The florescent lights are bright when I open my eyes. Again the sounds of beeping monitors are around me. Janan and Nova are both talking softly in the corner to my left. I shut my eyes to listen to them.
“What are we going to do if this keeps happening?” Nova asks. “I can quit school and stay with him. Maybe I can talk to Uncle Oliver and see if he’ll let me travel with the team to help.”
“No, you’re being ridiculous. He needs professional help. That bitch fucked him up royally and he’s not dealing with it.”
“You shouldn’t talk about your mother in that matter.” Nova’s voice is scared.
“The bitch is dead. D—E—A—D. What is she going to do to us now? Haunt us. She’s burning in a special place in hell where she deserves to be.” Janan sounds tough, but I hate hearing her speak of her mother in such a way.
Sharon loved her…
“Push, sweetheart. Push.” I hold Sharon’s hand tightly. “You can do it.”
“Taddy, I can’t.” She falls back on the hospital bed. “I’m not strong enough.”
“Yes, you are. You’re the strongest woman I know. You can do this.” I kiss her cheek. “Come on, one more time and our baby will be here.”
Sharon’s sweating, crying and looks so scared. “Okay. I can do this.”
The doctor tells her to push and Sharon bears down, pushing with all her might.
“You’re doing it. You’re doing it.” I cheer her on and watch our baby be born.

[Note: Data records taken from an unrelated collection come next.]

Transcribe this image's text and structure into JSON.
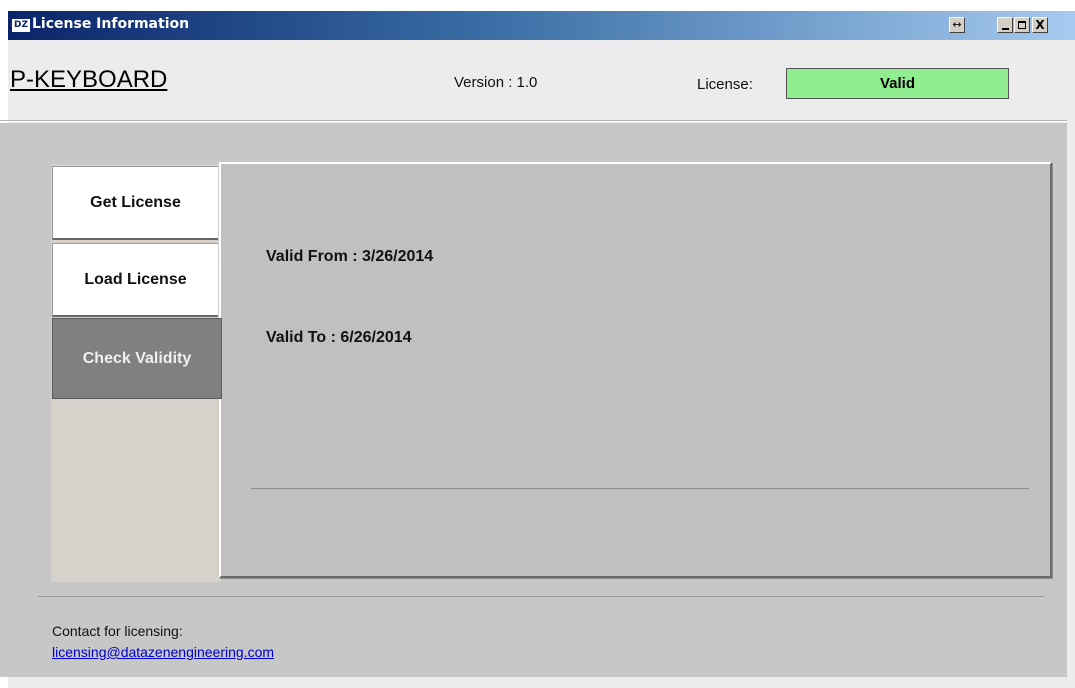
{
  "window": {
    "title": "License Information",
    "icon_text": "DZ",
    "controls": {
      "resize": "↔",
      "close": "X"
    }
  },
  "header": {
    "app_name": "P-KEYBOARD",
    "version": "Version : 1.0",
    "license_label": "License:",
    "license_status": "Valid",
    "license_status_color": "#90ee90"
  },
  "tabs": [
    {
      "label": "Get License"
    },
    {
      "label": "Load License"
    },
    {
      "label": "Check Validity",
      "active": true
    }
  ],
  "validity": {
    "from": "Valid From :  3/26/2014",
    "to": "Valid To :  6/26/2014"
  },
  "footer": {
    "contact_label": "Contact for licensing:",
    "contact_email": "licensing@datazenengineering.com"
  }
}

But our little girl isn’t crying and the doctor quickly hands her off.
“What’s wrong? What’s happening?” My stomach drops and Sharon clings to me.
“Taddy, what’s wrong with our baby?”
The doctor looks over. “The cord was around her neck.”
I gasp and Sharon sobs. “Is she breathing?” I ask with a harshness I would never use.
“Taddy.” She hides her face in my chest.
“It’s going to be fine, sweetheart. She’s a Long and you know we’re fighters. We’re tough as nails.” I console my wife.
It seems like an eternity as everyone works on our baby and Sharon, who needs to be sewn up. I want to go over and help in some way, but I know the professionals need to do their job. Plus, Sharon has such a death grip on me, I can’t move. I say a prayer over and over to God that our child will be okay.
And then the best sound came…
A loud wail.
It’s music to my ears.
“She’s okay.” Sharon cries again, but these are tears of happiness.
After a few more moments, they bring over our baby, announcing it’s a girl and placing her in my wife’s arms.
“Taddy, she looks like you!” she exclaims. “Hi, baby.” She coos. “We’re going to name you Janan. How do like that name?”
Our baby’s big eyes open.
“She’s beautiful like you.” I kiss my beautiful wife
“I love her. I didn’t know I could love something so much so fast.” She kisses our baby’s cheek.
“I love her too and I love you. You did so well.”
“Taden? Mr. Long?” I open my eyes again and see a young doctor looking down at me. “Good afternoon, I’m Dr. Buckner.”
“And?” I smart off. My head is killing me, and suddenly I want to be alone.
“Well, it seems you passed out and fell down some stairs. Could you tell me the last thing you remember?”
“Look, Doc.” I sit up. “I’m fine and I need to get to work. Just go and get the paperwork where I can sign myself out and let me go.” I jerk the stickers off my chest, and the machine begins to wail.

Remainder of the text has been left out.